2017 NACCSGBI and SNACC Annual Scientific Meeting Report.
The 2017 meeting was held in London, at the Institute of Electrical Engineers, a magnificent building overlooking the river Thames. A record number of 324 delegates from 22 countries were present. For the first time the annual meeting was organised by a pan London group of anaesthetists, representing each of the Neuroscience units in the capital and for the second (or possibly third time) it was co-hosted by SNACC. With this in mind Andrew Kofke got us off to a great start with his entertaining introduction and report on the history of SNACC.
The next session saw Tim Wigmore from the Royal Marsden Hospital outline how our choice of anaesthesia, TIVA versus volatile, may have implications for tumour recurrence. A topic felt pertinent by many in view of the increasing number of neuro-oncological cases presenting for surgery. Rupert Pearse then discussed the use of “big data” as a tool to help answer those questions that we remain unable to tackle with small scale institutional studies. This session was followed by George Mashour and Katie Warnaby who provided us with a fascinating symposium on Neural mechanisms of anaesthetic induced unconsciousness.
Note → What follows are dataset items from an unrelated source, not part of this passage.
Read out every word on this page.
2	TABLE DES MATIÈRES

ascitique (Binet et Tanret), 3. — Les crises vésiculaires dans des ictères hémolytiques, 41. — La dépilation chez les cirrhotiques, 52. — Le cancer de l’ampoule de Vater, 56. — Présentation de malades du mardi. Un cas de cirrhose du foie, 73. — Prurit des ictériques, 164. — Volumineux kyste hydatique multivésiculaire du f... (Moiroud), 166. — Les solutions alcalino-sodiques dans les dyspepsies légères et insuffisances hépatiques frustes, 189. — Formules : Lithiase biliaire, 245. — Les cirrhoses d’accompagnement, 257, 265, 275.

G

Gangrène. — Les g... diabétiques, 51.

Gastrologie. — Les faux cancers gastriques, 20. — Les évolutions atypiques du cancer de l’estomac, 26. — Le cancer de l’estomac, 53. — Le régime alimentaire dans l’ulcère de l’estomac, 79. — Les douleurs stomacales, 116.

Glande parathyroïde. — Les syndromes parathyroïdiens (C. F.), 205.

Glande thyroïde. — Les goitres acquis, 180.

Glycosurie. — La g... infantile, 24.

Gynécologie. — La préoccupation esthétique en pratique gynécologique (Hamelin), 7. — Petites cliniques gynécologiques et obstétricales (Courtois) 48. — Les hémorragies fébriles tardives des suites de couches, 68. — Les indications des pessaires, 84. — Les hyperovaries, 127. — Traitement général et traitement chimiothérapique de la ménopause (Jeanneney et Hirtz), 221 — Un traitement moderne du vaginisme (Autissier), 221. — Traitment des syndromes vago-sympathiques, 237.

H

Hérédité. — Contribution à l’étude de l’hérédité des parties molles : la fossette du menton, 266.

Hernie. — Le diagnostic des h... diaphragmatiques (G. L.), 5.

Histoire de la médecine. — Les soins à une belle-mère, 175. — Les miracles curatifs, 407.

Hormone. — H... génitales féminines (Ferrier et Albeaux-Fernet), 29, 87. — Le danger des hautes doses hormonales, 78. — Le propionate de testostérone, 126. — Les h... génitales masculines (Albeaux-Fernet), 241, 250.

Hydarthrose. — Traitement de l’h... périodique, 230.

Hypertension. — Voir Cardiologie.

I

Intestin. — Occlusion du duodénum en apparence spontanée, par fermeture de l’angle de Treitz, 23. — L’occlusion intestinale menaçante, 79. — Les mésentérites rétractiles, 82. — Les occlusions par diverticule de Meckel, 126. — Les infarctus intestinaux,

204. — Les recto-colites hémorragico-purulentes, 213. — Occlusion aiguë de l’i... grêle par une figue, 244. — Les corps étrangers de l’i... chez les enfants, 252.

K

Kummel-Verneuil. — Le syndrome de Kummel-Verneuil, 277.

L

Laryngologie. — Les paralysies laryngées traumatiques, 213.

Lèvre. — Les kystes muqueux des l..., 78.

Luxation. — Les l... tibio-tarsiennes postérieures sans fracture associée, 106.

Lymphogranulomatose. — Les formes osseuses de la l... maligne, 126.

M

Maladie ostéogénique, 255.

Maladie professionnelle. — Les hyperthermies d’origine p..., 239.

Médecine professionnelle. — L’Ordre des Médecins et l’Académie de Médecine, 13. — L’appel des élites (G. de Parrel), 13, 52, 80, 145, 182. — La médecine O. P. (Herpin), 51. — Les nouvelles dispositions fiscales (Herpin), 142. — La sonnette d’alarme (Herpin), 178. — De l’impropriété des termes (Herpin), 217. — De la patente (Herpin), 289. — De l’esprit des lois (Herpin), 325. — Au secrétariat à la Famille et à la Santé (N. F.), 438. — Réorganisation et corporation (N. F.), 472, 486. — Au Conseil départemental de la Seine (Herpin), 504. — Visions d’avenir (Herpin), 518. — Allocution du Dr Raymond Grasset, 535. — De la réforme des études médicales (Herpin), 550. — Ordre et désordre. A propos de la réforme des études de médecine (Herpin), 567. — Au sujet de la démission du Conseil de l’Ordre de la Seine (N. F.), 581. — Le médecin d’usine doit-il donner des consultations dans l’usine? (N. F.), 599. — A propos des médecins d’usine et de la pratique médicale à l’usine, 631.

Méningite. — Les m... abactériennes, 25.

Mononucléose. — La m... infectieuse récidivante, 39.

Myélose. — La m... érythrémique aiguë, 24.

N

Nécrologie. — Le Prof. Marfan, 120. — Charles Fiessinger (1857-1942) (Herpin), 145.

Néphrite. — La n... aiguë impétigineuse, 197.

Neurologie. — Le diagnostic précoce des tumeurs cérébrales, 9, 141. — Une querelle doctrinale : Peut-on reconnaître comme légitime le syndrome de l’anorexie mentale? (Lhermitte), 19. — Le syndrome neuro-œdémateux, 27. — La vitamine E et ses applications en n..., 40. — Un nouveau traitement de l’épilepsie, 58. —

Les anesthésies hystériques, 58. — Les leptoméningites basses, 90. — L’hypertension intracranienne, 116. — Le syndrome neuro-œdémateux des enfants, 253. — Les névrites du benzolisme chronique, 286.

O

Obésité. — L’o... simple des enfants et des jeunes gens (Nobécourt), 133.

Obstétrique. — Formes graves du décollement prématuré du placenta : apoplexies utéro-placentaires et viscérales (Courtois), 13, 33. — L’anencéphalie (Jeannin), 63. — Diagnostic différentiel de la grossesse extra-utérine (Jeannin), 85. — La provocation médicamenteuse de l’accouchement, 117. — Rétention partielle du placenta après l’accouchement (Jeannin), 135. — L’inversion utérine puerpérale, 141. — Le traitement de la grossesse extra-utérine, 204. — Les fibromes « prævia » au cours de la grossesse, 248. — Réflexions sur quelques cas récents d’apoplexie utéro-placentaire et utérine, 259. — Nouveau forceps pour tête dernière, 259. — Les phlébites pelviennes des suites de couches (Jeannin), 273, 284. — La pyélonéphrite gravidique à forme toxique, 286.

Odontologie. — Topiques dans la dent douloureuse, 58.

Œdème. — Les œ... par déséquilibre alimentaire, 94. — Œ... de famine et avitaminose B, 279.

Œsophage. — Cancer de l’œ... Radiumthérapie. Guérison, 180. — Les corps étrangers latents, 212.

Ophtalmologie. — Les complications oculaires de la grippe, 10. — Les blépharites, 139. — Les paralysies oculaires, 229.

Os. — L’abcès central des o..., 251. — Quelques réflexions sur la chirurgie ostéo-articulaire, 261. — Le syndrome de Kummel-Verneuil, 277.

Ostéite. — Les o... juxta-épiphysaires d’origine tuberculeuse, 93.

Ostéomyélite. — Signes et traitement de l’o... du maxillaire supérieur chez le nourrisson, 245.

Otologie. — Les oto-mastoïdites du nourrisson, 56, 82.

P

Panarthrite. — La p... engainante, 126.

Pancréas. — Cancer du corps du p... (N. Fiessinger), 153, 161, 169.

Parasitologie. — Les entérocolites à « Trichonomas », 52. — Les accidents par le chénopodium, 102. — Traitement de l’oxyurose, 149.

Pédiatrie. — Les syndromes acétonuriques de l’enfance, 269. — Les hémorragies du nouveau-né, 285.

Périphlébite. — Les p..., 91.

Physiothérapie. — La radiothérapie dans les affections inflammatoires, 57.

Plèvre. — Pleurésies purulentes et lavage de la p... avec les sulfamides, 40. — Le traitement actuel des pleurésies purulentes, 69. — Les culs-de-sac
This was an excellent session which provided food for thought even before the break for lunch.
After lunch we reconvened for a symposium on enhanced recovery which discussed processes of care and allowed us to consider possibilities for the future. Jeff Pasternak discussed the difficulties presented in developing enhanced recovery programmes for the diverse spinal surgery population. Lashmi Venkatraghaven gave a comprehensive overview of their ERAS programme for craniotomy in Toronto. Finally Mike Grocott explored the role of prehabilitation and enhanced recovery for Critical Care. We then enjoyed a debate between Rafi Avitsian (pro) and Mike Nathanson (con) on the motion “A formal Neuroanaesthetic fellowship does it make a difference?” Both debaters vigorously defended their positions and, despite a starting vote in favour of the motion, Dr Nathanson managed to swing a few voters and so, despite an overall win for the motion, it was not as overwhelming as might have been expected. The final session of the day was an overview of optimal trauma care straight through from the Battlefield with Surg Cdr Kate Prior, via the ED with Matt Wiles and on to Critical Care with Luke James. This was an excellent and entertaining session which provoked much discussion.
Parallel workshops with discussions on EEG monitoring in neuroanaesthesia and the UK-USA transatlantic approaches to challenging cases ran throughout the day.
The first day finished with the President’s Drinks Reception on Rooftop Terrace which was enjoyed by all despite the rain!
The second day began with a fascinating session on Reducing Perioperative Complications with Rafi Avitsian talking on perioperative visual loss and Adrian Gelb on perioperative stroke. As might be expected there were many questions to both speakers on best practice and issues of consent. Andrew Kofke then summarised the current literature on anaesthesia for thrombectomy including some “hot off the press” results. If the audience reaction is anything to go by it looks as if the debate on best practice especially for thrombectomy is set to continue. After coffee the Free Paper and Trainee prize session got underway. There were 6 excellent presentations.
Parallel workshops on Dexmedetomidine in neuroanaesthesia and advances in Neuromonitoring ran throughout the morning.
The afternoon session was dedicated to the topic of Controversies in Neurocritical Care. Martin Smith began with Controversies in brain death which lived up to its title and resulted in much discussion. David Menon followed with the aptly titled What do we aim for, and how do you get there: a manifesto for rational critical care in TBI in the face of unfavourable RCTs.
The final session of the day was the wonderful Baroness Susan Greenfield CBE, an Oxford neuroscientist, accomplished author and member of the House of Lords who entertained us with her thoughts on Perceptions of Consciousness.
The final session saw the Trainee Prize presentations:
Harvey Granat (note joint winners)
1 = Felicity Avann Experience of 302 Cases of Intra-arterial Thrombectomy at the University Hospitals of North Midlands (UHNM) Trust
1 = Richard Haddon Propofol alters functional connectivity in the endogenous sleep-wake system
3 = Payashi Garry Using arterial spin labelling to estimate cerebral blood flow after severe subarachnoid haemorrhage
The poster prizes were awarded to:
1 = Sriganesh Kamath Cerebral oxygenation changes after decompressive craniectomy in patients with malignant cerebral venous thrombosis
2 = Hannah Wong Intra-arterial thrombectomy for acute ischaemic stroke at the Wessex Neurological Centre, University Hospital Southampton (UHS)
3 = Sarah Taylor Effects of Trendelenburg and head rotation on blood volume and its asymmetry, assessed by Cerebrotech, in healthy volunteers
The day was brought to a close with a preview of next year’s meeting which will be held in Bristol. In addition, there were thanks to all the speakers and especially our co-hosts in SNAACC. The meeting has had fantastic delegate feedback and we hope that this will be the beginning of many more combined meetings.